Le film pose, mais incidemment, de vraies questions sur la démocratisation de l’art : le recours à un sponsor populaire (en l’occurrence le jumelage avec l’organisation du marathon de Londres s’achevant à Trafalgar Square, juste devant la National Gallery), source d’oppositions feutrées mais marquées entre décideurs– avec en arrière-plan une grande question : il ne suffit pas d’entraîner les gens ou les enfants au musée pour que la culture se pose miraculeusement sur eux …
Et de fait nombre de conférences, d’interventions d’experts conservent un côté extrêmement élitiste. L’espace même, que l’on découvre aussi lorsque le public est parti, à travers ses longues galeries désertes, à la beauté classique et parfaitement symétriques, à travers ses extérieurs et sa situation grandiose sur une des plus belles places londoniennes, renvoie à un ressenti très aristocratique. Or l’ouverture de la National Gallery, situation quasi unique, est totalement gratuite pour tous les visiteurs.
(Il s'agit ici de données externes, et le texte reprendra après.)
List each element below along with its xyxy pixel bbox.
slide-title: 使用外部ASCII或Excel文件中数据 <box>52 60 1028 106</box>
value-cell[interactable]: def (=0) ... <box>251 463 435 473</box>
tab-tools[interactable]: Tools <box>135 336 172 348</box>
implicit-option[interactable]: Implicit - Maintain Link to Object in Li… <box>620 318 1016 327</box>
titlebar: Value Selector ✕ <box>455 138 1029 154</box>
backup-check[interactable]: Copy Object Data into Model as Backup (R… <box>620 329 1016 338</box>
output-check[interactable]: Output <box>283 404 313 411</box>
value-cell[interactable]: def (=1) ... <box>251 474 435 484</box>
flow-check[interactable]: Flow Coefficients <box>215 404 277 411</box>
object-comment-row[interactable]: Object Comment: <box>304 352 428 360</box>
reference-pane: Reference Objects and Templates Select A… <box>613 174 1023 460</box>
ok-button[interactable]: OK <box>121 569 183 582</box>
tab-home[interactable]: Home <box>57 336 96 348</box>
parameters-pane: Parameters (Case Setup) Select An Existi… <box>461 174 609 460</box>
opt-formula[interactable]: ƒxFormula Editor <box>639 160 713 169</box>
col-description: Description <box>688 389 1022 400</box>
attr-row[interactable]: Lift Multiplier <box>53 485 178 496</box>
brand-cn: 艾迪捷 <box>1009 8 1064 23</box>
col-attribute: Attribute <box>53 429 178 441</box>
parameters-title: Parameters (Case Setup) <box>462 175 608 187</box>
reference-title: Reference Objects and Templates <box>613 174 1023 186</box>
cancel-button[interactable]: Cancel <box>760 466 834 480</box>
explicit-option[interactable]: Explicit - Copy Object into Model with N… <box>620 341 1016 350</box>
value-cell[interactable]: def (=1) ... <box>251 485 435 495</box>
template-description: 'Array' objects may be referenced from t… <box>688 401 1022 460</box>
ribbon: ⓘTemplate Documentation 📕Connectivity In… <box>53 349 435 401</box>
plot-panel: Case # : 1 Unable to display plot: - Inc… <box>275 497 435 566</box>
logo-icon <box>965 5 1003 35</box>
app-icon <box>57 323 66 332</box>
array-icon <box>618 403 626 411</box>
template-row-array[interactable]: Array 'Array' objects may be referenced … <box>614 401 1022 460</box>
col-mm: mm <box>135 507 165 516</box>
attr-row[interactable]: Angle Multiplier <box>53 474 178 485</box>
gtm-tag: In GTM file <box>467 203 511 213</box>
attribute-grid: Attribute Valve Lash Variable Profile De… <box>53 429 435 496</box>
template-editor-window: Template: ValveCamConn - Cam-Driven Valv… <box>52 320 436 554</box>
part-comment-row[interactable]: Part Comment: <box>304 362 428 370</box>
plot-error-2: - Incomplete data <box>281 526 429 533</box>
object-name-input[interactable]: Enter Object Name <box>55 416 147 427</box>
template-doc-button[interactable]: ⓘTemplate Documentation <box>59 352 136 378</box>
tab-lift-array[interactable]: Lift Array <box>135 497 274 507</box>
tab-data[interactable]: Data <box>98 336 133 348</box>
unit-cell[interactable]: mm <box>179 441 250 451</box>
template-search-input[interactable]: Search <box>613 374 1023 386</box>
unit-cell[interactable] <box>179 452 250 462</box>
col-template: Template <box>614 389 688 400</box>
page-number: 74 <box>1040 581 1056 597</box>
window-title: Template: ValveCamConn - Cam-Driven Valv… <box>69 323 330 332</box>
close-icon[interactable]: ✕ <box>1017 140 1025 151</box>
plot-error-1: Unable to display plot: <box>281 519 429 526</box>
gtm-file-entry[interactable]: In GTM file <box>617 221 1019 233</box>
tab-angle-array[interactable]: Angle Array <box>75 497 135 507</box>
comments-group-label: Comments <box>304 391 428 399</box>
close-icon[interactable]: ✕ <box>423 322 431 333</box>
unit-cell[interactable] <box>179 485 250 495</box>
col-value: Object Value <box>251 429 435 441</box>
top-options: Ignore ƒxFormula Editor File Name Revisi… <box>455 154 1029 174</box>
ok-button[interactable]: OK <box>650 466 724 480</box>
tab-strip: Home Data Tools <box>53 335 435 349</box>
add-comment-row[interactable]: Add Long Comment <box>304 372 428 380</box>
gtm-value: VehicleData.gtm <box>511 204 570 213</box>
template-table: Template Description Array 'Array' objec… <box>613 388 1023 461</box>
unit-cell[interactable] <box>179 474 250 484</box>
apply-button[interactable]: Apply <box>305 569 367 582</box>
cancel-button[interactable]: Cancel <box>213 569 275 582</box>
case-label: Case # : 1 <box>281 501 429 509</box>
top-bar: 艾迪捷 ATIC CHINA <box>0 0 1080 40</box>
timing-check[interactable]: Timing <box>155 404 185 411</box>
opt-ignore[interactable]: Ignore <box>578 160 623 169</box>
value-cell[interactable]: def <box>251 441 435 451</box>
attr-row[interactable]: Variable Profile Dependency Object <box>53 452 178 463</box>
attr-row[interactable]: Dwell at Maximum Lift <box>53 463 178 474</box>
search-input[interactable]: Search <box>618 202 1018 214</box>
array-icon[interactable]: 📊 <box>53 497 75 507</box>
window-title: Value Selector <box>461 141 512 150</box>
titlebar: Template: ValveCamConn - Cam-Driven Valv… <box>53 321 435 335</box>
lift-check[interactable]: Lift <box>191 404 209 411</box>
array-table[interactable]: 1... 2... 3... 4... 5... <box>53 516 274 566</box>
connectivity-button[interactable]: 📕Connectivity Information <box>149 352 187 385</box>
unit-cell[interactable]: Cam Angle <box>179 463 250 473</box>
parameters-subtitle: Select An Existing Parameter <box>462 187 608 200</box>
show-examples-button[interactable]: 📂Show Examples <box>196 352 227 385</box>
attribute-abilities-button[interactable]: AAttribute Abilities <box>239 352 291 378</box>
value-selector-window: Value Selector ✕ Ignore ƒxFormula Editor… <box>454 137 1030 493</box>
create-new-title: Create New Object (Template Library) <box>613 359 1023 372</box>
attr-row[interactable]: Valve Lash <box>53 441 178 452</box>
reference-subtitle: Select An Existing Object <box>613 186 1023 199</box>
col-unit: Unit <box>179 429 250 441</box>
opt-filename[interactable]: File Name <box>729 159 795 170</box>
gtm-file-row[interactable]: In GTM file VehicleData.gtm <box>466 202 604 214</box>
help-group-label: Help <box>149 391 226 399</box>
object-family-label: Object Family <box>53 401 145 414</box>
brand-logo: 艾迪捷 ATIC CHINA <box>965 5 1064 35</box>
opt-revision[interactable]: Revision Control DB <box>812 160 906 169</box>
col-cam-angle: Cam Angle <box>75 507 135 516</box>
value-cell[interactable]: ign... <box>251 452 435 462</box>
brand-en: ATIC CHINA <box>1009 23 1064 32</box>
Toutes ces questions transparaissent dans ces longues réunions qui ne sont pas seulement techniques.
Et les toiles ?
La finalité du film, on l’a bien compris, n’est pas pédagogique – ou pas de façon primordiale. On n’est pas dans un exercice à la manière de Palettes. Cela dit, la présentation des conférences, souvent in extenso, offre des aperçus passionnants sur des œuvres essentielles : les Ambassadeurs de Holbein et son énigme sidérante, l’assassinat de Saint-Pierre de Bellini avec les bûcherons continuant à travailler en arrière-plan (mise en relation avec la Chute d’Icare de Breughel), la découverte grâce aux rayons X d’une seconde toile sous un portrait équestre de Rembrandt, les incroyables essais anatomiques (technologiques et gores) concoctés par Stubbs pour peindre un cheval cabré…
D’autres conférences sont plus confuses, davantage réservées à des spécialistes, parfois trop générales, peut-être pas loin de l’imposture – comme l’expert « improvisant » une intervention pour le moins absconse sur Turner, l’eau et la métaphore …
En contrepoint, l’humour, certes discret, crée aussi une distance bien venue – sur l’évocation des Dix commandements (une bonne et une mauvaise nouvelle – « on a gardé l’adultère »), sur l’évocation des mécènes et des collectionneurs (le portrait du duc d’Orléans).
Cette distance est d’autant plus intéressante qu’elle permet d’attirer l’attention sur l’essentiel qui se tient, sans doute, dans ces parages : la première citation des œuvres, au tout début du film présentait une série de questions accompagnant diverses grandes toiles, avec réponses différées (et qui ne viendront évidemment jamais). Car toutes les interventions, de l’aveu même des conférenciers, ne sont qu’essais, tâtonnements, constructions très hésitantes (les découvertes « essentielles » présentées par l’expert sur la « Vierge aux rochers » sont pour le moins très modestes). Tous admettent que l’essentiel, le sens profond, l’intention, restent inaccessibles. L’artiste et l’œuvre, d’évidence, gardent et garderont leur mystère.
Et le film s’achève, de la plus belle des façons (et même de façon assez brutale) par une série de plans sur diverses œuvres, jusqu’à un autoportrait souriant, serein et hermétique de Rembrandt. A cet instant, sans aucun bruit parasite et sans autre transition, la lumière revient dans la salle.
P.S. : National Gallery est une invitation, une promenade qui ne demande qu’à être poursuivie. Le hasard (objectif ?) des dates propose la sortie, très prochaine, du film consacré par Mike Leigh (d’ailleurs présent, en passant, dans le film) à Turner – principal héros, déjà, omniprésent constamment dans National Gallery. Les échos cannois ne sont pas forcément excellents, mais les premières images, avec la silhouette pour le moins insolite de Timothy Spall, et tous les tableaux présents, sont pour le moins impressionnants. La promenade peut continuer du côté de la fiction. See you soon.